The future of Providence
Last week, ConvergenceRI published an in-depth interview with newly re-elected Providence Mayor Jorge Elorza, talking about his future vision for the city, including housing, economic development, finances, innovation and monetizing the city’s water supply. [See link below to the ConvergenceRI story]

It was, as best as I can determine, the first time that Elorza had talked publicly in detail about the reasons behind the need to monetize Providence’s water supply, in order to offset the unfunded pension liability. It is worth reprinting that part of the interview, because it is crucial to understanding the budget issues facing Providence as reflected in the negotiations that will take place as part of the upcoming 2019 session of the R.I. General Assembly.

ConvergenceRI: In terms of quality of life issues, I know that you’ve been a proponent of potentially seeking to monetize the Providence water system.
ELORZA:
Monetizing it. Selling it is off the table. We would likely lease out the management and operations rights.

ConvergenceRI: How does that fit in with preserving the quality of the water, in terms of safe drinking water?
ELORZA:
There are three principles moving forward. First of all, we’re going to limit the impact on rates; [second,] there can be no compromising on the quality of water; and privatization is off the table, there has to be some kind of public oversight.
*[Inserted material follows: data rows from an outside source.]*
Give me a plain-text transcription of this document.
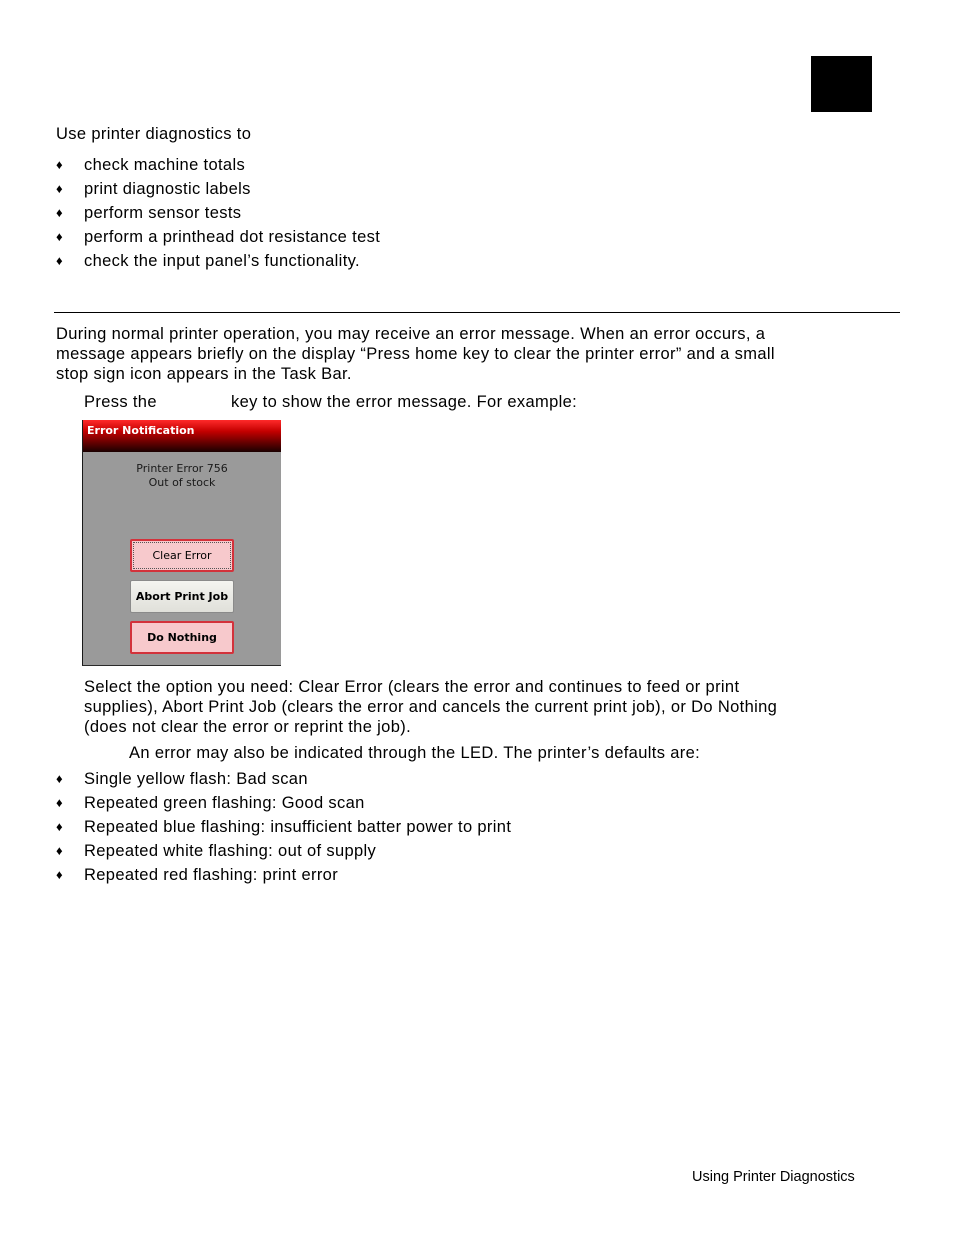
Use printer diagnostics to
♦ check machine totals
♦ print diagnostic labels
♦ perform sensor tests
♦ perform a printhead dot resistance test
♦ check the input panel’s functionality.
During normal printer operation, you may receive an error message. When an error occurs, a
message appears briefly on the display “Press home key to clear the printer error” and a small
stop sign icon appears in the Task Bar.
Press the	key to show the error message. For example:
Error Notification
Printer Error 756
Out of stock
Clear Error
Abort Print Job
Do Nothing
Select the option you need: Clear Error (clears the error and continues to feed or print
supplies), Abort Print Job (clears the error and cancels the current print job), or Do Nothing
(does not clear the error or reprint the job).
An error may also be indicated through the LED. The printer’s defaults are:
♦ Single yellow flash: Bad scan
♦ Repeated green flashing: Good scan
♦ Repeated blue flashing: insufficient batter power to print
♦ Repeated white flashing: out of supply
♦ Repeated red flashing: print error
Using Printer Diagnostics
These three principles are embedded deeply in the plan that we put forward. The reason why it is important to do this is because if we do nothing, the city is going to die a slow and painful death.

All of the programs and initiatives that we want to invest in around innovation, around sustainability, around anything else, those monies are going to disappear, they are going to dry up, because they will be squeezed out by the increase in pensions.

So, we have to do something. Frankly, there is really no other option. There is not other real alternative to help us tackle the scale of the challenge that we have the unfunded pension liability.

That is what we have proposed. In the coming weeks we will be ginning up a number of community conversations specifically about this. I know that folks are very concerned and that they have questions. And, we want to engage with the community, not only about the stage of the city’s long-term finances, but the details of what we’re proposing.

If we do nothing, the city will indeed die a slow and painful death that could lead us back onto the brink of bankruptcy.

And, if we ever find ourselves in bankruptcy court, the first thing that our bankruptcy judge will look to do is to sell our water system.

And they will sell the water on their terms, not on the terms we’ve put together.

Moving forward
The interview with Elorza could certainly become the focal point of more conversation: by state legislators, by environmental advocates, by state agencies concerned with protecting clean water, by reporters covering political beats, and by city residents concerned with the future vision of Providence as an education, innovation, and creative hub.

To do so requires three things: reading, writing and arithmetic. In the words of Stan Lee, “Nuf said.”